Con uno sguardo particolare alle nuove generazioni, alle disparità di genere e al Sud, dunque, l’Aula del Senato ha approvato con 203 sì, 7 no e 24 astenuti, la risoluzione di maggioranza sulla Relazione delle commissioni Bilancio e Politiche Ue di Palazzo Madama. La risoluzione, sulla falsa riga di quanto già indicato mercoledì alla Camera, impegna il Governo a redigere la versione definitiva del Pnrr «tenendo conto degli orientamenti» dei senatori e a «rendere comunicazioni alle Camere» prima della sua presentazione a Bruxelles, nonché ad «assicurare il pieno coinvolgimento del Parlamento nelle fasi successive» di attuazione del Piano. Attuazione che, ha ricordato ancora Franco, per renderla più efficace sarà preceduta dalla definizione «di un pacchetto di norme di semplificazione procedurale che agevoli la concreta messa in opera delle misure anche nel caso di interventi la cui realizzazione sarà responsabilità degli enti territoriali». Pacchetto già in stato avanzato e che potrebbe arrivare per la fine di questo mese e la prima decade di maggio sotto forma di un nuovo decreto semplificazioni.
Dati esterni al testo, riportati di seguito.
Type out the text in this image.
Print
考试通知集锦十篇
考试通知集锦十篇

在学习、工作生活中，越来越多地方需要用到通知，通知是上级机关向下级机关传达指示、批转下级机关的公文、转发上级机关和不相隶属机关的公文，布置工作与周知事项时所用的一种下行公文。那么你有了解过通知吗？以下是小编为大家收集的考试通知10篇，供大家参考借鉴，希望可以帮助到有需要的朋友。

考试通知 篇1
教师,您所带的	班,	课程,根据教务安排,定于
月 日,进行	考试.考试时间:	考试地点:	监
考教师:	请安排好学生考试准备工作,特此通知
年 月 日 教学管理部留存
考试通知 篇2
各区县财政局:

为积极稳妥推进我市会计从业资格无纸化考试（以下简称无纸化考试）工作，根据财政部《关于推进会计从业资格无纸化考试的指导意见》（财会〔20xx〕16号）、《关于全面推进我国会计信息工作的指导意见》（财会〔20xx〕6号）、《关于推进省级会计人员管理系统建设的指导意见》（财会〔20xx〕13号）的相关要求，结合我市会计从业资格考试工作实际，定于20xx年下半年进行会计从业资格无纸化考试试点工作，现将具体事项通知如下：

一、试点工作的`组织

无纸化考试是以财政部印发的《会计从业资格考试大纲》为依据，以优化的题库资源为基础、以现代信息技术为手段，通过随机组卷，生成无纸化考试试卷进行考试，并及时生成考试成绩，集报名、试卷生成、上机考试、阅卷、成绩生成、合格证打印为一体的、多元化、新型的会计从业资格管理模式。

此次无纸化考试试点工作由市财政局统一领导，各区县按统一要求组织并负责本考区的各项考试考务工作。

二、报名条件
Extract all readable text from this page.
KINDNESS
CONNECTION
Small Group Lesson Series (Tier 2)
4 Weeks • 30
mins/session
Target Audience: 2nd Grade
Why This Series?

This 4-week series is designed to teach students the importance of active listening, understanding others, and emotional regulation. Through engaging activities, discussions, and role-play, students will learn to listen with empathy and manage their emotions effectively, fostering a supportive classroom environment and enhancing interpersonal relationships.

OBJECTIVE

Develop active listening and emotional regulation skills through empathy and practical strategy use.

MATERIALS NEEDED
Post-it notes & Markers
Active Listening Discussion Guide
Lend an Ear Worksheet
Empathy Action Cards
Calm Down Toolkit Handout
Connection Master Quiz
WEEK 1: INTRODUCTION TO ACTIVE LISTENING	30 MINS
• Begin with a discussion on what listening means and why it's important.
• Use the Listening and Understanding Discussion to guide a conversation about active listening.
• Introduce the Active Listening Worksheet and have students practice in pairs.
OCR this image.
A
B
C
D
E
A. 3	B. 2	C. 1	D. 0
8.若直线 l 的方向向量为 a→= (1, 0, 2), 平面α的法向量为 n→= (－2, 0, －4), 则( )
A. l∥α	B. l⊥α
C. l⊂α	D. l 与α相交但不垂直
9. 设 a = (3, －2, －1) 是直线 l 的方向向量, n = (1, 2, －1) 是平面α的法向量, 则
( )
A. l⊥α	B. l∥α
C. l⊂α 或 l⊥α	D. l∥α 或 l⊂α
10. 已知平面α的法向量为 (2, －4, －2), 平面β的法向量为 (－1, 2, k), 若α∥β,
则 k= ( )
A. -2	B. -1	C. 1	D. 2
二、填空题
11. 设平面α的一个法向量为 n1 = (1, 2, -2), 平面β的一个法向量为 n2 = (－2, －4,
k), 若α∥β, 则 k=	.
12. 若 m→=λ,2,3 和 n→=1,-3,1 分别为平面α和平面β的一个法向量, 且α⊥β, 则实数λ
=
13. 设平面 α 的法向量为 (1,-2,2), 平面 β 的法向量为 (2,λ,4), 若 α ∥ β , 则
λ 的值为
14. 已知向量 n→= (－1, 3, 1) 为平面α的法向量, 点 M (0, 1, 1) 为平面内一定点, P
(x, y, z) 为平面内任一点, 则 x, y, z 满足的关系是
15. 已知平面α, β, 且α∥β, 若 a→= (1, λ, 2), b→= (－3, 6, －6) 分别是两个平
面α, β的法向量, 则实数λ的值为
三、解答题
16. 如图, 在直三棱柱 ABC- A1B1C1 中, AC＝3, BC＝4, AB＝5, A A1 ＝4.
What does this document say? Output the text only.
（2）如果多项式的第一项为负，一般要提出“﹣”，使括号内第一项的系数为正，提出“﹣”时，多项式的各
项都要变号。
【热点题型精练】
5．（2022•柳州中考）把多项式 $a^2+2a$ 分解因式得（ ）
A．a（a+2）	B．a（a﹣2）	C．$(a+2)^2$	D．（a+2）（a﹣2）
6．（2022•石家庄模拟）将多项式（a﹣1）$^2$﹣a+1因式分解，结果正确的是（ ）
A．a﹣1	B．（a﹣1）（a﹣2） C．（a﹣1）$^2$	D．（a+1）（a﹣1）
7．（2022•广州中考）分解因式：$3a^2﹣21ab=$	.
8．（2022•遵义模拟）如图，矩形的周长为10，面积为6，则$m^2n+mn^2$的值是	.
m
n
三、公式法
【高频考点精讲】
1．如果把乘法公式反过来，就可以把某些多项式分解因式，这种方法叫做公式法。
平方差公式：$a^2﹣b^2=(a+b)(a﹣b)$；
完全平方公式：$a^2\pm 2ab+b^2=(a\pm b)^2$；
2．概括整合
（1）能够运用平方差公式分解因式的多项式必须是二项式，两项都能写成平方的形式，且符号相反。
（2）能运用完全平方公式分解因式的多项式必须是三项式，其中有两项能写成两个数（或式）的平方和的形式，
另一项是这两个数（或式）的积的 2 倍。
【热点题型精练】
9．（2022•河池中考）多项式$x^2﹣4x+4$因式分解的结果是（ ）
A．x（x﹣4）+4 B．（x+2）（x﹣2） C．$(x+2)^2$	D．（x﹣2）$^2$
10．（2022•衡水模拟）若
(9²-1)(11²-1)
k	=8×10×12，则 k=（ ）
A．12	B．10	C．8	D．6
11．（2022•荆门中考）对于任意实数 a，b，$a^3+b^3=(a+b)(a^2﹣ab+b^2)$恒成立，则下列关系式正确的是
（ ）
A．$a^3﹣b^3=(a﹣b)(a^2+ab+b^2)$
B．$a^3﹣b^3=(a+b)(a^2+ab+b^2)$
Tra gli interventi antiburocrazia chiesti da tutti i gruppi politici sono le procedure snelle per il Superbonus. Il 110%, così come ha già chiesto la Camera, dovrà essere semplificato e prorogato. Una doppia spinta all’Esecutivo arriva anche sulla circolazione dei crediti fiscali su piattaforme uniche dedicate per sostenere transazioni e acquisti. In altre parole si dovrebbero trasformare i crediti d’imposta in moneta virtuale sulla base dei dati contenuti nei cassetti fiscali dei contribuenti. A sostenerlo da tempo sono i 5 Stelle secondo cui occorre implementare un’infrastruttura digitale che, anche grazie al Superbonus e agli altri crediti d’imposta cedibili, compresi i crediti maturati dalle imprese per gli investimenti nel Mezzogiorno e per gli investimenti in beni strumentali, garantisca la certificazione dei crediti di imposta stessi e una loro circolazione tra gli operatori come mezzi di pagamento di beni e servizi, anche per immettere una grande capacità finanziaria nel sistema economico senza alimentare debito. La base di partenza già esiste con la piattaforma attivata dall’amministrazione finanziaria il 15 ottobre 2020 sulla cessione dei crediti o gli sconti in fattura relativi agli interventi di riqualificazione energetica o di messa in sicurezza degli edifici rilanciati con il superbonus del 110% che a fine febbraio ha registrato oltre 36.500 operazioni di cessione o di sconti in fattura per un volume di affari di oltre 471 milioni di euro.